Critics argue that consolidation in the industry has left too few companies, developing too few vaccines — and that those that do exist tend to be aimed at rich countries. GSK’s recent acquisition of Novartis’s vaccines business further narrowed the range of competitors.

But Thomas Breuer, chief medical officer at GSK Vaccines, says consolidation was necessary to produce a more efficient industry. He cites GSK’s newly approved malaria vaccine — the first against the disease — as proof that the remaining companies bring innovation to developing, as well as developed, countries.
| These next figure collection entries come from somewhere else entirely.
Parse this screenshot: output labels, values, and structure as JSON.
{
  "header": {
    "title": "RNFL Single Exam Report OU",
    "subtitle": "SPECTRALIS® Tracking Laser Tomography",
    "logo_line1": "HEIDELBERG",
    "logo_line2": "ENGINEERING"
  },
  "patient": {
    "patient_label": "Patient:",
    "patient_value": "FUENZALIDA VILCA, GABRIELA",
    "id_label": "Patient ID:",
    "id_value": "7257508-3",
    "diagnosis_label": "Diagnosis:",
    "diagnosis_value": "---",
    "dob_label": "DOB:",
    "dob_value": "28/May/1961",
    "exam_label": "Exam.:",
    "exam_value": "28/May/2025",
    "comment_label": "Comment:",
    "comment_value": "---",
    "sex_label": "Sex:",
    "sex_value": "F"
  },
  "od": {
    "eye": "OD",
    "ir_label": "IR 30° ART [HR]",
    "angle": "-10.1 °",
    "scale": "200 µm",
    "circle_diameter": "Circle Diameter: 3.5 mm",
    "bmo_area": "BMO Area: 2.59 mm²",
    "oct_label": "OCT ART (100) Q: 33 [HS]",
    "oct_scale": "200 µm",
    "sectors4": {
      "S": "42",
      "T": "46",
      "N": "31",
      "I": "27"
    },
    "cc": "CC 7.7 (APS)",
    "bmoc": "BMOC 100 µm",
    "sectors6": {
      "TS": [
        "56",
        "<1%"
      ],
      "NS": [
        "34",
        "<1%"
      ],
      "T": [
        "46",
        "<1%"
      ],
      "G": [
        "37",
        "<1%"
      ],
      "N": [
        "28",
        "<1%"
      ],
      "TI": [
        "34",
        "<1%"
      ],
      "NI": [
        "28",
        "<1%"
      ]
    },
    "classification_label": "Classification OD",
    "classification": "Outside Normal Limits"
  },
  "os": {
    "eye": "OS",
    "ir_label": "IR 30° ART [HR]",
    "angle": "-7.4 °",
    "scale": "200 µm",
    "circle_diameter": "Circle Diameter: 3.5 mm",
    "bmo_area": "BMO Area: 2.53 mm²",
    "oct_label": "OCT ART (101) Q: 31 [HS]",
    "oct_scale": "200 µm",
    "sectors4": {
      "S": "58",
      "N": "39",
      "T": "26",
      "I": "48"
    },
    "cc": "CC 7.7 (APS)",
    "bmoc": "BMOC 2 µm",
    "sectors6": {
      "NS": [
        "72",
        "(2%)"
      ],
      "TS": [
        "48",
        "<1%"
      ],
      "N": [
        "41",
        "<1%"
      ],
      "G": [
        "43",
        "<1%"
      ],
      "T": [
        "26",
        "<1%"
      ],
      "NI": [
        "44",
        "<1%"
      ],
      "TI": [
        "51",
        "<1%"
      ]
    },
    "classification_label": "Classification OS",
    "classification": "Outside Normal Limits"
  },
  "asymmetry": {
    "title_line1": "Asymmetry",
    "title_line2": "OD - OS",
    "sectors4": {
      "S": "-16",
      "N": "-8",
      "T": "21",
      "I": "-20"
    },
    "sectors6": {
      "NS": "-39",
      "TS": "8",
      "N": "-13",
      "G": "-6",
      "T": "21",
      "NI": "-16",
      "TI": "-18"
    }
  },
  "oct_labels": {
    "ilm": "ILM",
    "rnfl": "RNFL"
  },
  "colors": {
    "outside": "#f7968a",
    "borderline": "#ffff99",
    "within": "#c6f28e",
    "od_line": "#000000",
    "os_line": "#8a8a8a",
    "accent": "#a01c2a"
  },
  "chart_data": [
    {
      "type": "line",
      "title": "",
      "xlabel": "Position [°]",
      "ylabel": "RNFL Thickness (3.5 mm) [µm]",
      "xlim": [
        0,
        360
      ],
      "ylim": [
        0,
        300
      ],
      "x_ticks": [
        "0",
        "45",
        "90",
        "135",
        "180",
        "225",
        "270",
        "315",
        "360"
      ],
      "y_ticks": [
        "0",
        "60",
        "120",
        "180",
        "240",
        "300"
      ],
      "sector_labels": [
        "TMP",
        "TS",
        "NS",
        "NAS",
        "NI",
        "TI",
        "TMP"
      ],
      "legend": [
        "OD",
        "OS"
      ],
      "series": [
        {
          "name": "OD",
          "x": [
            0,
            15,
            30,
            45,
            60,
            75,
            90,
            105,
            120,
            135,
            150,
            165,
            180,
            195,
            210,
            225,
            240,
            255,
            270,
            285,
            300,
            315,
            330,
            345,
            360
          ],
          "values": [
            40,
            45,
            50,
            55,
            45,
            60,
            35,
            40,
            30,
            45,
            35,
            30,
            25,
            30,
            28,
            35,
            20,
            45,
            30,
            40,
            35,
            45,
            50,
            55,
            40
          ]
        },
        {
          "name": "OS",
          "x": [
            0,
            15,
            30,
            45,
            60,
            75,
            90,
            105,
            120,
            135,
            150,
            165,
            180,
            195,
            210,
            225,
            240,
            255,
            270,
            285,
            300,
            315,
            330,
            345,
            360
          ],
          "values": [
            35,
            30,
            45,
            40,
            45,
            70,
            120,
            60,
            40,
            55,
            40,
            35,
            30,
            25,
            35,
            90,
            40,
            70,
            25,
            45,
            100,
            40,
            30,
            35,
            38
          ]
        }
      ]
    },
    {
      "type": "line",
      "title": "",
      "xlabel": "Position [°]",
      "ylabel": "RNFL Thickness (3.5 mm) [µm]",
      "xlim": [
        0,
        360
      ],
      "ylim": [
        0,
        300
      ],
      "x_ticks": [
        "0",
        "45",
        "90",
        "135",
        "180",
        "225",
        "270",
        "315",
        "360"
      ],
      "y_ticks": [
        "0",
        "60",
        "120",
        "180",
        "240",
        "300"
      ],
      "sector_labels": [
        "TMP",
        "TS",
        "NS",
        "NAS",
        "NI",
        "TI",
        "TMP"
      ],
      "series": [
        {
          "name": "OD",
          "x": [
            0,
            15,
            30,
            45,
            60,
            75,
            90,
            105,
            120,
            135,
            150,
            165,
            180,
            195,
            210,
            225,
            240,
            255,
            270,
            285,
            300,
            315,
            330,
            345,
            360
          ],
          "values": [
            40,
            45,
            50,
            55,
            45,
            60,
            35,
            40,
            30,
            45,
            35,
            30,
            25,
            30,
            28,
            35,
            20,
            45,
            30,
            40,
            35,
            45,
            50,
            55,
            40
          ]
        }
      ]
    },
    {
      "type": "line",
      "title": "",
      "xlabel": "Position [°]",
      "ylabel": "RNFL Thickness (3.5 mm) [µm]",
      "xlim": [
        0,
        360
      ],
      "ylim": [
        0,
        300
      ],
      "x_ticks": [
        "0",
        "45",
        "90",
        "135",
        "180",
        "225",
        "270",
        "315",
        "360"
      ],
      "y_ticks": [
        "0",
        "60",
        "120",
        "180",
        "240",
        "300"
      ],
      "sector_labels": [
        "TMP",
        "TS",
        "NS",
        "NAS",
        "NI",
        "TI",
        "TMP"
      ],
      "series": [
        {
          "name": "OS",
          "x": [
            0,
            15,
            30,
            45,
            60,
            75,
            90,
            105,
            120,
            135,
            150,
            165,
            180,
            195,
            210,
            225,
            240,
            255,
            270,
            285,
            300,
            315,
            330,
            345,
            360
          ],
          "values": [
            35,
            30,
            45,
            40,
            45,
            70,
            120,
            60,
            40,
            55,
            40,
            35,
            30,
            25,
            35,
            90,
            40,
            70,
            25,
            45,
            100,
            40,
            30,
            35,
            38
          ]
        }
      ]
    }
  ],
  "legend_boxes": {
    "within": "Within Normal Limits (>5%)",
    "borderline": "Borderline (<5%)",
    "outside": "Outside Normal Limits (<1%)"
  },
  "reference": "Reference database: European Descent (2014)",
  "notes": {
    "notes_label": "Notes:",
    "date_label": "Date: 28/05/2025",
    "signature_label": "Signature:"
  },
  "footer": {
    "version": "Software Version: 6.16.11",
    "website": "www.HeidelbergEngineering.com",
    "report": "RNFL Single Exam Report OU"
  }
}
Another example is Sanofi’s new vaccine for dengue fever, recently launched in the Philippines, for €20 a shot, in a public immunisation programme aimed at 1m children. “Sanofi has done well with dengue,” says Jayasree Iyer, executive director of Access to Medicines. “We’ve been telling them, ‘It is no good having a vaccine for dengue if you don’t have a plan to provide wide access’.”

Mr Charmeil says Sanofi must be allowed to make a return on the €1.5bn it invested in its dengue vaccine during 20 years of development, otherwise there would be no incentive for others to pursue similar breakthroughs. Pfizer makes the same argument about Prevnar, the latest iteration of which combines 13 separate vaccines and a batch of which takes two and a half years to produce.

Mr Charmeil says the complexity of vaccines, and the fact they are given to healthy individuals rather than to treat the sick, makes quality and reliability especially challenging. “The hurdles are a bit higher than in other parts of the pharma industry.”